Play's, Waltz's, Polkas

Went thrift-shopping Saturday (as we often do), and books and records were about all we found. While I didn't buy it, this was such a language trainwreck that I had to take a picture:

OK, I think they were going for "Joe Tishmack Plays Waltzes and Polkas". Let's break it down:
  • Joe Tishmack: No punctuation failures, but no difficulty: zero points
  • Play's: an apostrophe with a verb doesn't work -- "play is"? "play was"? A common apostrophe mistake, since 'plays' is a valid verb; minus ten points.
  • Waltz's: As a plural, Waltzs doesn't work: it is waltzes for either a verb or a plural noun. Again, as with above, was their intent "Waltz is", or "Waltz was"? Wifey suggested it was a posessive contraction: Waltz has. Sadly, in context, they're all wrong. Since there's no way to accidentally use an apostrophe this way, minus thirty points.

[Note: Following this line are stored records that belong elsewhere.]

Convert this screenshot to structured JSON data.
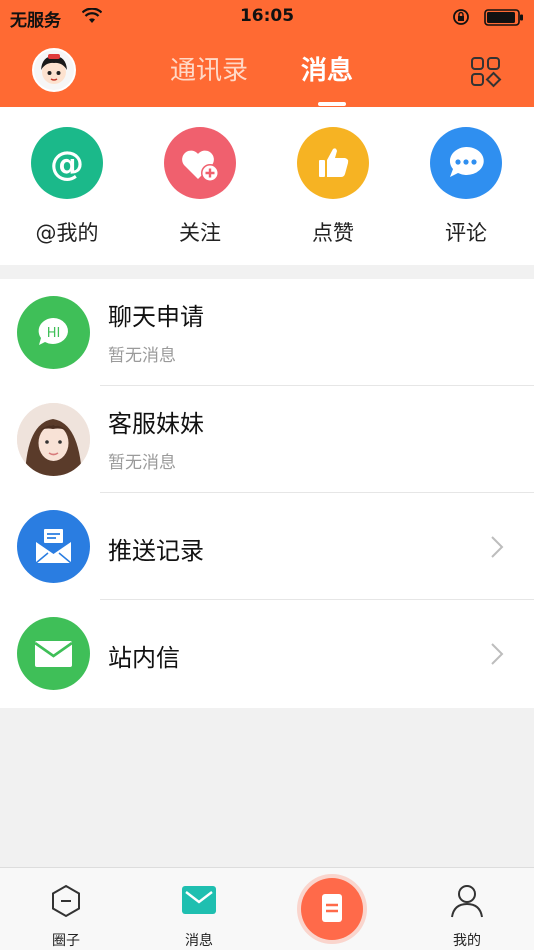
{
  "status": {
    "carrier": "无服务",
    "time": "16:05"
  },
  "header": {
    "tab_contacts": "通讯录",
    "tab_messages": "消息"
  },
  "quick_actions": [
    {
      "label": "@我的",
      "icon": "at-icon",
      "color": "#1bb98a"
    },
    {
      "label": "关注",
      "icon": "heart-plus-icon",
      "color": "#f0606e"
    },
    {
      "label": "点赞",
      "icon": "thumbs-up-icon",
      "color": "#f6b323"
    },
    {
      "label": "评论",
      "icon": "comment-icon",
      "color": "#2f8ff0"
    }
  ],
  "list": [
    {
      "title": "聊天申请",
      "subtitle": "暂无消息",
      "icon": "hi-chat-icon",
      "color": "#3fbf58"
    },
    {
      "title": "客服妹妹",
      "subtitle": "暂无消息",
      "icon": "customer-service-avatar"
    },
    {
      "title": "推送记录",
      "icon": "push-record-icon",
      "color": "#2a7de1"
    },
    {
      "title": "站内信",
      "icon": "mail-icon",
      "color": "#3fbf58"
    }
  ],
  "tabbar": {
    "circle": "圈子",
    "messages": "消息",
    "mine": "我的"
  },
  "colors": {
    "brand": "#ff6a33",
    "accent": "#1fbfb0"
  }
}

  • ...and Polkas: What, they suddenly checked Strunk & White for apostrophe usage, but couldn't go back and fix the others? They get a plus, because it could be either a noun or a verb in context (...Plays, Waltzes, and Polkas), so I'll give them +10 for getting it right despite their past efforts.
So, the net score is negative thirty. It makes me wonder if the graphic designer just took Tishmack's hand-scribbled title, put it on the album cover, and never bothered to look at what he wrote.